Вскоре после этого Катков уехал за границу. Не могу определительно сказать – долго ли он там пробыл, но не более года. Вернувшись из-за границы, Катков был у нас с визитом. В нем уже не было и тени прежнего студента-бурша, напротив, он имел вид величаво-глубокомысленный. Катков, пробыв в Петербурге только несколько дней, уехал в Москву. В продолжение долгой нашей жизни мы более с ним уже не встречались.
То время, о котором я вспоминаю, было очень тяжелое для литературы. Например, существовал цензор Красовский, настоящий бич литераторов; когда к нему попадали стихи или статьи, он не только калечил их, но еще делал свои примечания и затем представлял высшему начальству. Помимо тупоумия, Красовский был страшный ханжа и в каждом литераторе видел атеиста и развратника.
Панаев добыл примечания Красовского на одно стихотворение В. Н. Олина и всем их читал.
Вот эти примечания:
Мы переехали к Аничкину мосту в угловой дом, Лопатина, против дома Белосельского. Белинский тоже переехал в этот дом, заняв во дворе маленькую квартирку о двух комнатах по черной лестнице. Его квартира выходила окнами на конюшни и навозные кучи. Солнце никогда не заглядывало в эти окна. Нанимая раньше комнату от жильцов, Белинский жаловался, что ему мешали работать. Здесь же он не слышал постоянных разговоров и шума, да и ему нужно было жить поближе к редакции «Отечественных Записок».
Белинский каждый день обедал у нас. Его очень утомляли разборы глупейших книжонок, которыми он должен был заниматься для ежемесячного обозрения. В то время библиография играла важную роль в журналах, о каждой вышедшей книжонке надо было сделать отзыв и иногда приходилось читать штук двадцать таких книжонок. Белинский приходил к обеду в нервном раздражении и говорил: «Положительно тупею! строчишь, строчишь о всякой пошлости и одуреешь!»

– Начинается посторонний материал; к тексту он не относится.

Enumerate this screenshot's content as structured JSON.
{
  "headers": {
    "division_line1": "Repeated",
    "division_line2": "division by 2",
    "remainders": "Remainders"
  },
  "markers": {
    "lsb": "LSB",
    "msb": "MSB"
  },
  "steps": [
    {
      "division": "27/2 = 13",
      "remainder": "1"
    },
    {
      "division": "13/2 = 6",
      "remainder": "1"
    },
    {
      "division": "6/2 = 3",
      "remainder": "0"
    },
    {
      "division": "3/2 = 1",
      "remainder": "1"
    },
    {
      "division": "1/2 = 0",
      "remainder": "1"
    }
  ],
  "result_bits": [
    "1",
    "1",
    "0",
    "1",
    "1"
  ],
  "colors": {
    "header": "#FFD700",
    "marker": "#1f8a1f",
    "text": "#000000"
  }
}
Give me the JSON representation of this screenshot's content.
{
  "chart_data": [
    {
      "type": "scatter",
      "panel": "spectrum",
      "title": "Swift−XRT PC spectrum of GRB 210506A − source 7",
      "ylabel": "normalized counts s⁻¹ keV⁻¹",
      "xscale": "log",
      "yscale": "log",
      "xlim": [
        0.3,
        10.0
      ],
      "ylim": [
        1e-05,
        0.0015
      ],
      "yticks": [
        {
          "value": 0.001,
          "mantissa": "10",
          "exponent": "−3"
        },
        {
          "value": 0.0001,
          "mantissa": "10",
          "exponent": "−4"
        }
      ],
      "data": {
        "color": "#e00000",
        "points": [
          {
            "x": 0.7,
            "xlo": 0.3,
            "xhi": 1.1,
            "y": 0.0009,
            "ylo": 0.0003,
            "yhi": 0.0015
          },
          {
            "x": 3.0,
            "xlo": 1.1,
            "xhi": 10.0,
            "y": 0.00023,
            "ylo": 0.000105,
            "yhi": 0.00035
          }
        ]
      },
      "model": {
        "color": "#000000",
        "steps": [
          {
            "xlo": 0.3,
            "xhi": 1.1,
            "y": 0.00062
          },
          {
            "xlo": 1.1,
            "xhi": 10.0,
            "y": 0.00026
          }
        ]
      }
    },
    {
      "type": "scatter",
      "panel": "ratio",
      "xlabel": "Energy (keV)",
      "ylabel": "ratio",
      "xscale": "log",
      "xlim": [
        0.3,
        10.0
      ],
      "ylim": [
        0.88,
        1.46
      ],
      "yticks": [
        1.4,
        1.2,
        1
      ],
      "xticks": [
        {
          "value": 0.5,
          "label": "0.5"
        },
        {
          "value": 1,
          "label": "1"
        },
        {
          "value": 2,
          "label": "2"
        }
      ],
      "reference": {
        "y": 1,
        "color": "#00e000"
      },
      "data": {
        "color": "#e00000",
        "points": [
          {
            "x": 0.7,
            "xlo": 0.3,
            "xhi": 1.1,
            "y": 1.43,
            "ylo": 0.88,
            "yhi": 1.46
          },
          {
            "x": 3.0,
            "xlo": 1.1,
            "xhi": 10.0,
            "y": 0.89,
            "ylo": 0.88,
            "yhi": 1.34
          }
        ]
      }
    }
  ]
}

Белинский никуда не ходил в гости, но любил очень театр и очень волновался, если хорошую пьесу плохо разыгрывали. Утром до обеда он писал или читал серьезные книги, после обеда опять уходил работать, а вечером, часов в десять, приходил к нам играть в преферанс, к которому очень пристрастился, сильно горячась за картами. Он все приставал ко мне, чтобы я также выучилась играть в преферанс.
– Гораздо было бы лучше играть с нами в преферанс, чем все читать вашу Жорж-Занд, – твердил он.
В воспоминаниях Панаева упоминается, какого мнения был Белинский об этом авторе, пока сам не стал читать Жорж-Занд в подлиннике.
– Мы и так с вами бранимся, а за картами просто подеремся, – отвечала я. – К тому же вам вредно играть в преферанс: вы слишком волнуетесь, тогда как вам нужен отдых.
– Мои волнения за картами пустяки; вот вредное для меня волнение, как, например, сегодня я взволновался, когда мне принесли лист моей статьи, окровавленной цензором; изволь печатать изуродованную статью! От таких волнений грудь ноет, дышать трудно!
Партнерами Белинского были не литераторы, но эти личности постоянно вертелись в кружке литераторов, который собирался у Панаева.